Nouvelles locales

En Argentine en récession, le sacrifice des bijoux de famille

Dans une Argentine en récession, à l’activité anémique, un business fleurit : la vente de la montre du grand-père ou de l’alliance de l’arrière-grand-mère. Une liquidation des bijoux de famille de plus en plus nécessaire pour joindre les deux bouts.

« Quand la dette t’étrangle, l’affect est mis de côté »assure Mariana, chez un prêteur sur gages du quartier commerçant d’Once, qui ne veut pas évoquer la somme reçue en échange de sa montre, cadeau de son grand-père à son père pour sa fin d’études.

Mariana – qui ne souhaite pas donner son nom – confie à l’AFP qu’à 63 ans sa retraite d’employée de l’administration judiciaire ne suffit plus à couvrir ses dépenses, dans un contexte d’inflation à 72% depuis le début de l’année et 276% sur douze mois.

L’argent de la montre, explique-t-elle, servira à payer « dépenses courantes et plusieurs arriérés de mutuelles de santé ».

A midi, à un carrefour d’Once, le contraste est saisissant : un magasin de chaussures est vide, tandis que les salles d’attente des bijouteries en rachat sont pleines. « Nous achetons de l’or »disent leurs signes, en grosses lettres dorées.

Trois fois plus de transactions

A « Le Tasador »l’un des plus connus, une dizaine de clients attendent dans un salon vaguement Art déco.

En Argentine en récession, le sacrifice des bijoux de famille

Si l’évaluation est concluante, ils partiront, « en flagrant délit » (immédiatement), avec la valeur de leur bijou en espèces, promet le magasin, qui en 50 ans d’activité est fier de garantir « confidentialité et sécurité » à son nombre toujours croissant de clients.

Actuellement, El Tasador réalise environ 300 transactions par jour, soit le triple de l’année dernière.

« Très récemment, il y a eu beaucoup de monde, je pense à cause de ce que vit le pays. Des gens qui possédaient des pièces qu’ils n’avaient peut-être pas prévu de vendre, mais qui décident de le faire parce qu’ils n’arrivent plus à joindre les deux bouts. »a déclaré à l’AFP Natalia, l’une des quatre expertes du magasin, qui ne donne pas son nom. « pour des raisons de sécurité ».

« Nous avons augmenté la capacité et les horaires, car les gens se pressaient et nous ne pouvions pas suivre »Elle ajoute.

Cette tendance est alimentée par des émissions de télévision ou des vidéos sur YouTube, aux noms évocateurs – « El valor de tus sueños » (la valeur de vos rêves) – à mi-chemin entre la télé-réalité et les clips promotionnels.

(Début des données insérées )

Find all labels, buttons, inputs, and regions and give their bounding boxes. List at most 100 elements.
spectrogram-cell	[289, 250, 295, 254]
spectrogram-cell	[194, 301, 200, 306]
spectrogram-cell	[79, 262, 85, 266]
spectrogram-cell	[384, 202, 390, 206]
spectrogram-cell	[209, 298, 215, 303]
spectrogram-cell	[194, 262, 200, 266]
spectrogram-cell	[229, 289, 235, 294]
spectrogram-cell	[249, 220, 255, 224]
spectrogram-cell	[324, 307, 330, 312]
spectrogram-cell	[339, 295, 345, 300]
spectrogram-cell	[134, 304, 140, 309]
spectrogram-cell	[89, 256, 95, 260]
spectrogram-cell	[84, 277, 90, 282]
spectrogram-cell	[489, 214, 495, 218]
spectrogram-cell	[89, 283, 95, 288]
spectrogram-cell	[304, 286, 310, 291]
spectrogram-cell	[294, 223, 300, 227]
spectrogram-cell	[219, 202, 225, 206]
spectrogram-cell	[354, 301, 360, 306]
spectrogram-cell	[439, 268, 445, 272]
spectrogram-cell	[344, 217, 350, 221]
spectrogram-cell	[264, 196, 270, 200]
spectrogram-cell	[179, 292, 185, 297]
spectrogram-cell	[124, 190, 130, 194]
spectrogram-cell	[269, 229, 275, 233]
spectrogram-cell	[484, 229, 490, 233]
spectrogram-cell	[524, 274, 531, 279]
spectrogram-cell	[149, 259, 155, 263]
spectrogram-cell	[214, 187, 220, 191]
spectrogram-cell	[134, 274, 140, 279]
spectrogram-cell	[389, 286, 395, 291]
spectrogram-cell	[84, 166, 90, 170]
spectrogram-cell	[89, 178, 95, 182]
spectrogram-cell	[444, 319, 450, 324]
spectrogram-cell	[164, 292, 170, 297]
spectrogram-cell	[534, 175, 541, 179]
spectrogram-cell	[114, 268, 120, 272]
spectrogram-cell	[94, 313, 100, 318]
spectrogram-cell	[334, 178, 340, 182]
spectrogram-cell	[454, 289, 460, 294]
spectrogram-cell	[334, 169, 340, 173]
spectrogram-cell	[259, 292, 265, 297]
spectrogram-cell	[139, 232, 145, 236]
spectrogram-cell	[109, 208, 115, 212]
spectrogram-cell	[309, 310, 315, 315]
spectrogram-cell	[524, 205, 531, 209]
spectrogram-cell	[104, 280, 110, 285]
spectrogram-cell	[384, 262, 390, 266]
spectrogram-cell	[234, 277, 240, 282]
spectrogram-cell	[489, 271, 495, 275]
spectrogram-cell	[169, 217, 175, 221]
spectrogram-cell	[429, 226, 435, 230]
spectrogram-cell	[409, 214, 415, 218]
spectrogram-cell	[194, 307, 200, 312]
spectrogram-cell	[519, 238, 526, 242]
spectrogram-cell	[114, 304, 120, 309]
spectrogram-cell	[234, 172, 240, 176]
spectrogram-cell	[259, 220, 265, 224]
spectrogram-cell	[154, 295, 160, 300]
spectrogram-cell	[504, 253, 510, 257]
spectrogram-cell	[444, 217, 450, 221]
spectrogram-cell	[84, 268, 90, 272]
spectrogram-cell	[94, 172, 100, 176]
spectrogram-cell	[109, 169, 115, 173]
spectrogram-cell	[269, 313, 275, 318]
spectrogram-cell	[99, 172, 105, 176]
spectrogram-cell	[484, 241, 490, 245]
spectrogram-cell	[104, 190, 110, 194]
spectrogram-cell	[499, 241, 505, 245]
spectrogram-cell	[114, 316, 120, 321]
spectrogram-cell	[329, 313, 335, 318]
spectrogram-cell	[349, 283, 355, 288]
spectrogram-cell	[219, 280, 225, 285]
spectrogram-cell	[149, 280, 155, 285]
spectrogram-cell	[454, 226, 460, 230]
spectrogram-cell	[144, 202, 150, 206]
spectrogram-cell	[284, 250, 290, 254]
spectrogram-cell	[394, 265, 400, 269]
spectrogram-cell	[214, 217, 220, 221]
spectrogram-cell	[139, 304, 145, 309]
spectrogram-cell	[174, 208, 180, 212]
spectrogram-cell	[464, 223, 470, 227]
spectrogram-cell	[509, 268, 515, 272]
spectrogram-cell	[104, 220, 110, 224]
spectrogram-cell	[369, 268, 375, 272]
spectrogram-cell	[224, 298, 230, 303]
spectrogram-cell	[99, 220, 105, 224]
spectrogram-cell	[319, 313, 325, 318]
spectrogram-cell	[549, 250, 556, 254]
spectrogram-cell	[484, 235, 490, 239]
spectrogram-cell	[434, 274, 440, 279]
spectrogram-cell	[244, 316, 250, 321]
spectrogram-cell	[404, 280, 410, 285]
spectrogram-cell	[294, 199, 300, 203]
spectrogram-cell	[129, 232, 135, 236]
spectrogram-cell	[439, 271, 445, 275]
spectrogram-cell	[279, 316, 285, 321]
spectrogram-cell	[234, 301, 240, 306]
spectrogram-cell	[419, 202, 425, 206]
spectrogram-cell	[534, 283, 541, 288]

Mais plus que tout, c’est la fonte du pouvoir d’achat, étranglé par une inflation chronique et une dévaluation brutale du peso en décembre, qui a poussé certains Argentins ces derniers mois à vider leurs économies cachées. « sous le matelas », selon l’expression populaire. Et maintenant, liquider leurs bijoux.

– Un « âge d’or » amer –

« La situation est compliquée, la vie en Argentine est super chère »», se lamente Daniel, comptable de 56 ans au chômage, qui écume les commerces les plus modestes pour vendre un petit porte-clés en argent. Il est consterné qu’on lui propose à peine plus qu’un ticket de métro (60 centimes d’euro).

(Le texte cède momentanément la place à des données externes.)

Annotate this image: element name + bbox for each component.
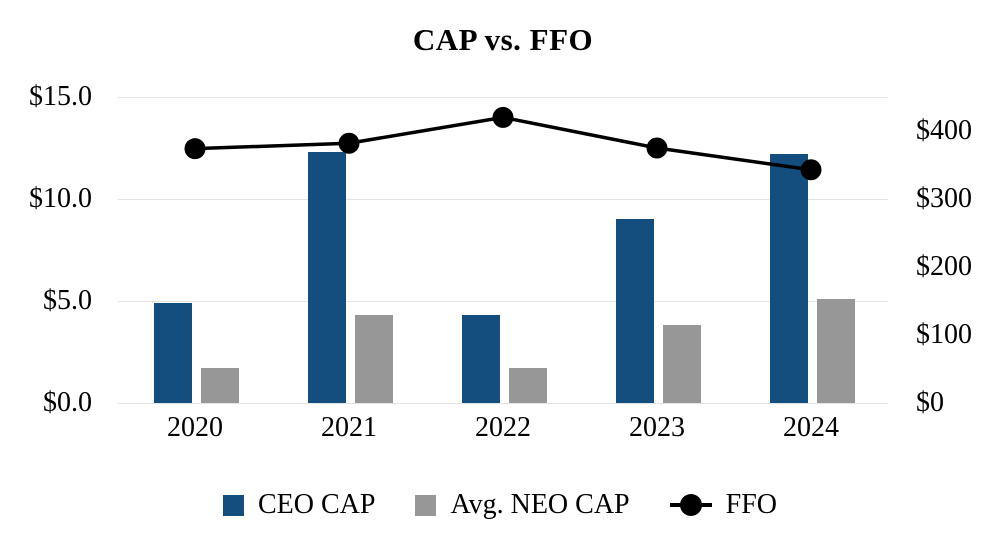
legend-item-ffo: FFO [669, 489, 777, 521]
x-axis-label: 2023 [629, 412, 685, 443]
chart-title: CAP vs. FFO [412, 22, 594, 57]
ffo-marker [338, 132, 360, 154]
bar-avg-neo-cap [509, 368, 547, 403]
bar-ceo-cap [616, 219, 654, 403]
ffo-marker [800, 159, 822, 181]
y-axis-left-label: $5.0 [43, 285, 92, 316]
ffo-marker [492, 106, 514, 128]
bar-ceo-cap [154, 303, 192, 403]
x-axis-label: 2022 [475, 412, 531, 443]
legend-label-ffo: FFO [725, 489, 777, 520]
gridline [118, 96, 888, 98]
gridline [118, 198, 888, 200]
gridline [118, 402, 888, 404]
ffo-line-layer [184, 106, 822, 181]
bar-avg-neo-cap [201, 368, 239, 403]
ffo-marker [184, 138, 206, 160]
y-axis-right-label: $400 [916, 115, 972, 146]
legend-label-avg-neo-cap: Avg. NEO CAP [450, 489, 630, 520]
y-axis-left-label: $15.0 [29, 81, 92, 112]
bar-avg-neo-cap [817, 298, 855, 403]
legend-swatch-ceo-cap [223, 494, 244, 516]
legend-line-marker [679, 494, 702, 516]
y-axis-right: $400 $300 $200 $100 $0 [916, 0, 1000, 560]
y-axis-left: $15.0 $10.0 $5.0 $0.0 [0, 0, 92, 560]
x-axis: 2020 2021 2022 2023 2024 [118, 412, 888, 446]
bar-avg-neo-cap [355, 315, 393, 403]
bar-ceo-cap [308, 152, 346, 403]
x-axis-label: 2024 [783, 412, 839, 443]
legend-line-dot-icon [669, 494, 712, 516]
legend-item-avg-neo-cap: Avg. NEO CAP [415, 489, 630, 521]
legend-label-ceo-cap: CEO CAP [258, 489, 376, 520]
bar-ceo-cap [462, 315, 500, 403]
plot-area [118, 96, 888, 404]
y-axis-right-label: $100 [916, 319, 972, 350]
y-axis-right-label: $0 [916, 387, 944, 418]
y-axis-left-label: $10.0 [29, 183, 92, 214]
legend-item-ceo-cap: CEO CAP [223, 489, 375, 521]
gridline [118, 300, 888, 302]
legend: CEO CAP Avg. NEO CAP FFO [0, 484, 1000, 526]
bar-avg-neo-cap [663, 325, 701, 403]
ffo-marker [646, 137, 668, 159]
x-axis-label: 2021 [321, 412, 377, 443]
y-axis-right-label: $200 [916, 251, 972, 282]
y-axis-left-label: $0.0 [43, 387, 92, 418]
y-axis-right-label: $300 [916, 183, 972, 214]
legend-swatch-avg-neo-cap [415, 494, 437, 516]
bar-ceo-cap [770, 154, 808, 403]
x-axis-label: 2020 [167, 412, 223, 443]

En Argentine en récession, le sacrifice des bijoux de famille

Le pic des reventes, « C’est la fin du mois, c’est l’heure de facturer »note Carlos, gérant d’une bijouterie, également sous couvert d’anonymat.

« Le classique, c’est l’alliance, mais ils apportent aussi des bijoux victoriens, de la Belle Époque, des grands-parents ou arrière-arrière-grands-parents, des pièces uniques »note Natalia.

Malgré une pauvreté qui touche officiellement 42 % de la population, il n’est pas rare en Argentine que des ménages modestes possèdent des bijoux en or.

« Dans les années 70, davantage de gens avaient accès à l’or, tout le monde pouvait porter une bague, les hommes pouvaient porter des boutons de manchette ou des pinces à cravate en or, les filles recevaient une montre en or pour leurs 15 ans »rappelle l’évaluateur.

Depuis longtemps, on ne porte plus ces bijoux dans la rue, pour des raisons de sécurité. Par contre, ils vendent.

« L’or s’est toujours vendu », songe Natalia. Ce qui a changé, c’est le +pourquoi+. Avant c’était pour financer un projet, une rénovation, une voiture, une fête… Aujourd’hui, c’est parce que +je n’arrive pas à passer les mois+, +les factures ont augmenté+ ou +je me retrouve sans travail+ ».

William Dupuy

Independent political analyst working in this field for 14 years, I analyze political events from a different angle.